Mohammed Guyo, the special envoy for Somalia, the Red Sea and the Gulf of Aden for the Intergovernmental Authority on Development, told a meeting organised by the Royal United Services Institute (Rusi) that he also expected a revival of piracy off the eastern African coast as a result of the pandemic.

Mr Guyo said the coronavirus was taking advantage of the long-standing and acute problems of the region with multilayered consequences, especially for the weakest states affected by conflict.

The number of people made unemployed or who face losing their livelihood as a result of lockdown measures or resulting disruption of the economy posed enormous problems.

The Al Qaeda-linked Al Shabab militant group had moved to gain influence and bolster its recruitment in the midst of the crisis, Mr Guyo said.

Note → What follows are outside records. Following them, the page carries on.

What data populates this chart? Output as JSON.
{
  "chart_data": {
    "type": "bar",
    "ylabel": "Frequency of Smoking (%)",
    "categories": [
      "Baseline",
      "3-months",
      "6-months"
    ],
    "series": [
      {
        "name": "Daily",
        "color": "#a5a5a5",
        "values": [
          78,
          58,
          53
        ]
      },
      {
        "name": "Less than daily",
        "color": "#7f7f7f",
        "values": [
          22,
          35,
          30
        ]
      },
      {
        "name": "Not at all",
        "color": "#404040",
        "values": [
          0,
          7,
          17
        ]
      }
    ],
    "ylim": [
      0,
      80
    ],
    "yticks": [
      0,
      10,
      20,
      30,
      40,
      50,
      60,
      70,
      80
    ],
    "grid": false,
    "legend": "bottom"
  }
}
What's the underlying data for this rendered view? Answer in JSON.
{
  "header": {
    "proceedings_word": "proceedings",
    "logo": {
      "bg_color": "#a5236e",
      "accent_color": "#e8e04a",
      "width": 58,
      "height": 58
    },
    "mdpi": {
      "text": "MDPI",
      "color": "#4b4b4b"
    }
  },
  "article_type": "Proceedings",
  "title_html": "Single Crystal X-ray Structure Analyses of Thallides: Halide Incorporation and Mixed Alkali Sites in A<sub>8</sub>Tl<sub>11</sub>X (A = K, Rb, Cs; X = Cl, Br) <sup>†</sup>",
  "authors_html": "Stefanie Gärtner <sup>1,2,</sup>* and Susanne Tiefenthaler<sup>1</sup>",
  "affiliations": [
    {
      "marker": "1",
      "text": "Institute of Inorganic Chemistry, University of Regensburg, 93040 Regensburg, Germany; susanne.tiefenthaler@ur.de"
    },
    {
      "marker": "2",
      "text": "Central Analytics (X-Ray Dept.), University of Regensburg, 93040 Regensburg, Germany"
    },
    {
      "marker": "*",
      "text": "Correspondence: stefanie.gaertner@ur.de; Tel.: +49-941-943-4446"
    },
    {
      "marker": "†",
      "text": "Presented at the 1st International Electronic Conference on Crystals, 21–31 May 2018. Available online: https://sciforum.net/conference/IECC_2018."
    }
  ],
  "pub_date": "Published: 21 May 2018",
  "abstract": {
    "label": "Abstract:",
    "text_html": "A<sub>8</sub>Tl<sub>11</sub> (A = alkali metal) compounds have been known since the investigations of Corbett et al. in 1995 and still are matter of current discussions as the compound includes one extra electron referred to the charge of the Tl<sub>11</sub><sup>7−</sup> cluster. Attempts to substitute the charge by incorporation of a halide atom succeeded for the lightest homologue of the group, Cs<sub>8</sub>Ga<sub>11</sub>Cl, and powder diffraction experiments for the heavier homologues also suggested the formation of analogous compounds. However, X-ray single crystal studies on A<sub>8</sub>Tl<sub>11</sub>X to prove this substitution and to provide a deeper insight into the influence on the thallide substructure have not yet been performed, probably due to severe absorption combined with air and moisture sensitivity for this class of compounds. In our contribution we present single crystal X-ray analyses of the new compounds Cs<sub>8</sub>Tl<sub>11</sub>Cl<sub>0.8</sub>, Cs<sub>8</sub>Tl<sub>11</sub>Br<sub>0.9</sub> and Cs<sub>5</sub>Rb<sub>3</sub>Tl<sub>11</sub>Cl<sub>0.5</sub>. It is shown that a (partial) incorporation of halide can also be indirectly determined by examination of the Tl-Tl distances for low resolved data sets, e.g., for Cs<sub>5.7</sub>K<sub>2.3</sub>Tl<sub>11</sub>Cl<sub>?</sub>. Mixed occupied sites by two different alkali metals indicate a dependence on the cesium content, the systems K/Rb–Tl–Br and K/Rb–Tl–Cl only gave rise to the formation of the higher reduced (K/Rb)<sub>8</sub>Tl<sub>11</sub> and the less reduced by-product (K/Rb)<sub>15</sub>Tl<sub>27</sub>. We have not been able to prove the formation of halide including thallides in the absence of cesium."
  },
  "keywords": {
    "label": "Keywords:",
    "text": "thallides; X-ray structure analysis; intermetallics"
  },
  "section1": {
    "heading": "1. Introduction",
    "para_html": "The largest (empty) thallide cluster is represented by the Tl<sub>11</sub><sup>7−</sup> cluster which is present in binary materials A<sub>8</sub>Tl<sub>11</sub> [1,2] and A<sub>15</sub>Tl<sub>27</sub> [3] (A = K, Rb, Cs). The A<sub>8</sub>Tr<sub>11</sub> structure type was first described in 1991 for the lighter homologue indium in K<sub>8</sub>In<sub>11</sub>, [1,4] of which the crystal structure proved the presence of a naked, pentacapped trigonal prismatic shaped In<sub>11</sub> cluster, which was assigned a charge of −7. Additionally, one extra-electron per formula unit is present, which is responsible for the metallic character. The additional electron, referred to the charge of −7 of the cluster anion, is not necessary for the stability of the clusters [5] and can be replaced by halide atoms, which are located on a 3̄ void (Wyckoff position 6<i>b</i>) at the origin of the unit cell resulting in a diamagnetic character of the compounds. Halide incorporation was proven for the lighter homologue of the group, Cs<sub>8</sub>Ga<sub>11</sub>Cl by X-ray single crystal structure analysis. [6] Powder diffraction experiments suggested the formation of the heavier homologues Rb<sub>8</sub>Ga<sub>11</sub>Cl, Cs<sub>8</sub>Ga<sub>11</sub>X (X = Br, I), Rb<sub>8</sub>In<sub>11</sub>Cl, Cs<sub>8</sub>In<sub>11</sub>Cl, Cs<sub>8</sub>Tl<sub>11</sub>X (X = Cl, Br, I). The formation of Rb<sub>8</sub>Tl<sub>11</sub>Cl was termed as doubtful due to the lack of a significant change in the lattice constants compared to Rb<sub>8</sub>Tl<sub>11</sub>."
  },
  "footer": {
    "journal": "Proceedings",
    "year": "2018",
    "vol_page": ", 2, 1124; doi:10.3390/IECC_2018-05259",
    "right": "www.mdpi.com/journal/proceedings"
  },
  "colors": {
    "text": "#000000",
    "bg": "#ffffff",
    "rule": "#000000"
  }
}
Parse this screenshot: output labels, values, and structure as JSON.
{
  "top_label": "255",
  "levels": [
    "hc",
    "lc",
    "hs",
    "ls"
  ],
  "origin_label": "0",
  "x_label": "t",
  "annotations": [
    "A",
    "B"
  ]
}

“The Covid-19 pandemic is exploiting existing challenges to human security in order to further destabilise the Horn of Africa,” he said.

“The risk is that the youths will fall prey to terrorist groups like Al Shabab. Covid-19 has provided Al Shabab an opportunity to mobilise, for recruitment and propaganda, to increase its influence.”

IGAD is a trading bloc covering 270 million people that seeks to emulate the trade and development impact of groupings such as the GCC. It has reported that an estimated 27.6 million people across the IGAD region were classified as experiencing a food insecurity crisis or famine prior to the coronavirus spreading to the area. It says the figure is rising much higher as the pandemic unfolds. As a result of climate change-induced floods and a locust plague, endemic food shortages were already a problem.

One scourge of the region that had been tackled successfully over the past decade was the disruptive impact of pirate gangs operating from lawless states such as Somalia.

Mr Guyo predicted that the threat of piracy to international trade would re-emerge in the years ahead.

“The resurrection of piracy as a result of job losses by youth cannot be ruled out,” he said. “The crisis is undermining democratic gains, peace-building and development. It has disrupted preventive diplomacy and impeded humanitarian access.”

To ensure maritime stability and freedom of navigation in the Red Sea and the Gulf of Aden, Mr Guyo said he was working with the authorities on both shores to bolster cross-water co-operation.

Rusi's own East Africa expert Christopher Hockey told a panel that Shabab was hampered by a lack of resources and internal schisms. It was also preoccupied the arrival of the coronavirus in areas under its control.

“As the pandemic continues the impact on recruitment levels must be monitored,” he added.

Mr Hockey said Shabab should learn from previous responses to crisis within the region and  said he hoped there was potential for dialogue with the government as a result of the health crisis.